VALID's Risk Assessment Model
We're at the end of another successful tree risk training and advisory tour of NZ & AU. On this trip, we've been told some Aussie Arborists are not yet sure about upgrading their approach to tree risk with VALID because of a point raised in Peter Gray's Tree Risk Assessment Review for Arboriculture Australia's 'The Bark' magazine (2020).
Advantages & Disadvantages
In the article, Peter suggests a disadvantage of VALID is:
"The underlying mathematics running the App have not been made available for peer review. VALID claims to have used the services of a respected and independent maths professor to develop and test the App but this must be accepted without any chance to review and criticise it."
This 'disadvantage', is in fact an 'advantage'.
Our Risk Professor
First, the 'Maths Professor' is in fact a 'Risk Professor'.

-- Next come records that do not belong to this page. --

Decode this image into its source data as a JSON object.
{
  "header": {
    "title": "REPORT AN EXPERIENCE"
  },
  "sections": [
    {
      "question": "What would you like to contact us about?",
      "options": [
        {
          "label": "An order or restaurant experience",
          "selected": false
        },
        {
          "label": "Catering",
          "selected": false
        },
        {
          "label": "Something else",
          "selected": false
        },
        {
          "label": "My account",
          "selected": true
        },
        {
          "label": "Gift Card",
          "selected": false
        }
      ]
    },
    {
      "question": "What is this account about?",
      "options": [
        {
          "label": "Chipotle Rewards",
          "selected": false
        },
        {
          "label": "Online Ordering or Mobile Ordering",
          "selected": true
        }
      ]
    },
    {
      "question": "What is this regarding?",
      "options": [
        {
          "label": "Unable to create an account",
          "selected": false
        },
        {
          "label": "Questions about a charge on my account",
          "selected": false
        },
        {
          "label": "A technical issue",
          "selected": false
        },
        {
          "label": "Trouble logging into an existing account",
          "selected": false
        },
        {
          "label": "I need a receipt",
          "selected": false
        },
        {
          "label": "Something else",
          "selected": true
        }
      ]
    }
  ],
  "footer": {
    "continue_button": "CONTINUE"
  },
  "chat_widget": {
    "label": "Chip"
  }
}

He's Professor Willy Aspinall. Willy is the Cabot Professor in Natural Hazards & Risk Science at Bristol University, and he said this about the 'underlying maths'.
"We have stress-tested VALID and didn't find any gross, critical sensitivities.

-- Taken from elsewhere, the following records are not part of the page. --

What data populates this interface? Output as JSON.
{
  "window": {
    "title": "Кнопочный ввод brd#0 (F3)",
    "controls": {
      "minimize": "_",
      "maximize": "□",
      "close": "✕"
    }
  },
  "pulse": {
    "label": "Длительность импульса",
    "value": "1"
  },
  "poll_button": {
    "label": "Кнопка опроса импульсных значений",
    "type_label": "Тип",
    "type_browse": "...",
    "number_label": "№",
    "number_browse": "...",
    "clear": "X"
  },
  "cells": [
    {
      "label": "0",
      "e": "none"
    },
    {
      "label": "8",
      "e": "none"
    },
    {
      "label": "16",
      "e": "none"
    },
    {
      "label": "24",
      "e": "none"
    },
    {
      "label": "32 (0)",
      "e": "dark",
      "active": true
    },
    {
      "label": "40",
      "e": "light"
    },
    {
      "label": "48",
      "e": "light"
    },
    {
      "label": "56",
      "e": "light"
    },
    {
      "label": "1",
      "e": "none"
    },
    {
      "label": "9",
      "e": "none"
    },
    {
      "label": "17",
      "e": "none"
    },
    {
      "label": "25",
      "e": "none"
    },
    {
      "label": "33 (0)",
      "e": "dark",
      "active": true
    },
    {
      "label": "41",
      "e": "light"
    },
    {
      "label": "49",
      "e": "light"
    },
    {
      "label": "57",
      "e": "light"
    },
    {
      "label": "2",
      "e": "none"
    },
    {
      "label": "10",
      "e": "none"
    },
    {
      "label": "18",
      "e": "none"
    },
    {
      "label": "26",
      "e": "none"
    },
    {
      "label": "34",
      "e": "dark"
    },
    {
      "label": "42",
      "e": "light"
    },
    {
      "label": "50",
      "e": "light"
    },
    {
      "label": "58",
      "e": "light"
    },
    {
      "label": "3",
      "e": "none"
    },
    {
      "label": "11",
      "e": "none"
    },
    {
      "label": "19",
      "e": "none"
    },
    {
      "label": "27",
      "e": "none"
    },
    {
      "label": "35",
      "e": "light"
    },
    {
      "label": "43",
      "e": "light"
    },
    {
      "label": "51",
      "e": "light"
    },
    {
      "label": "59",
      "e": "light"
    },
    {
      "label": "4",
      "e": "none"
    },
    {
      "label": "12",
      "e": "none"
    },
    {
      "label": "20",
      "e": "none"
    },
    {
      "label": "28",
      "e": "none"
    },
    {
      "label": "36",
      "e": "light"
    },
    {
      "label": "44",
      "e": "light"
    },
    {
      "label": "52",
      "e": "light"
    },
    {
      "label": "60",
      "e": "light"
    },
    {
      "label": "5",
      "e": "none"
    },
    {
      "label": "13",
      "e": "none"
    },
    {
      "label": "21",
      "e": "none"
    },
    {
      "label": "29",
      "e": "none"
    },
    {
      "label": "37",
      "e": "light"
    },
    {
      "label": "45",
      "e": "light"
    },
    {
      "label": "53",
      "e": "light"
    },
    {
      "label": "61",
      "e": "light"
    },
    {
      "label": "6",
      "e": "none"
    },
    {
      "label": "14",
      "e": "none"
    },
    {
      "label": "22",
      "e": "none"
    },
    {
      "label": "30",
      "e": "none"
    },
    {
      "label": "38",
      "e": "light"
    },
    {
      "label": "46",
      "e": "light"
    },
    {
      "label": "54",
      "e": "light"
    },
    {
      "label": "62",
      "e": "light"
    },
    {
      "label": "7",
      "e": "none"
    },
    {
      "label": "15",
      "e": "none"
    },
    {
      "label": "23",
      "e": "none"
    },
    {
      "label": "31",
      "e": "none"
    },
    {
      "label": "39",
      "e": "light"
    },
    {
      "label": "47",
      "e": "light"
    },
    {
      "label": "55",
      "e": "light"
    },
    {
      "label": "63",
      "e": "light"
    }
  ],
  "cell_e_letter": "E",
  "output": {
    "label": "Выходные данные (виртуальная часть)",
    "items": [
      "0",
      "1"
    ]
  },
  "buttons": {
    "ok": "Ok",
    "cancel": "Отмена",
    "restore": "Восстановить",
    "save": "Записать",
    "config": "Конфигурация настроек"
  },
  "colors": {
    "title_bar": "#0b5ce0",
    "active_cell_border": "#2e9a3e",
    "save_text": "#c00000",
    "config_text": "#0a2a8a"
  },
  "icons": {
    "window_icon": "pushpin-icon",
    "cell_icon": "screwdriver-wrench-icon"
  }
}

In short, the mathematical basis of your approach is sufficiently robust and dependable for any practical purpose."
VALID is the only tree risk system that's been put together with a Risk Professor, who's an internationally distinguished expert in assessing risk in the natural environment. Surely, this is an 'advantage', and not a 'disadvantage'.
3 points about making the 'underlying maths' available.
1) It would give away our intellectual property, and anyone could copy it. Similarly, Google doesn't make its search algorithm available.
2) We're planning to write a paper with the Professor once he's less busy being an expert witness on the risk to Japanese nuclear reactors from an Aso volcano super-eruption .
Or on the fallout from the New Zealand Whakaari/White Island volcanic eruption.
3) How the matrices are constructed in TRAQ is not available for peer review. Neither are the Monte Carlo simulations in QTRA available for peer review.
Another consideration is, the underlying maths won't help a Duty Holder or Risk Assessor with their decision-making. Indeed, some might think they know better and try to numberwang the model to game the risk they want.
We were also told, some Duty Holders and Arborists are concerned about how they would explain their decision making if they ended up in court.
If you use VALID, it's extremely unlikely you'll end up in court. If you did, as long as you don't make a green decision when it should be red - which is incredibly difficult to do - we've got your back.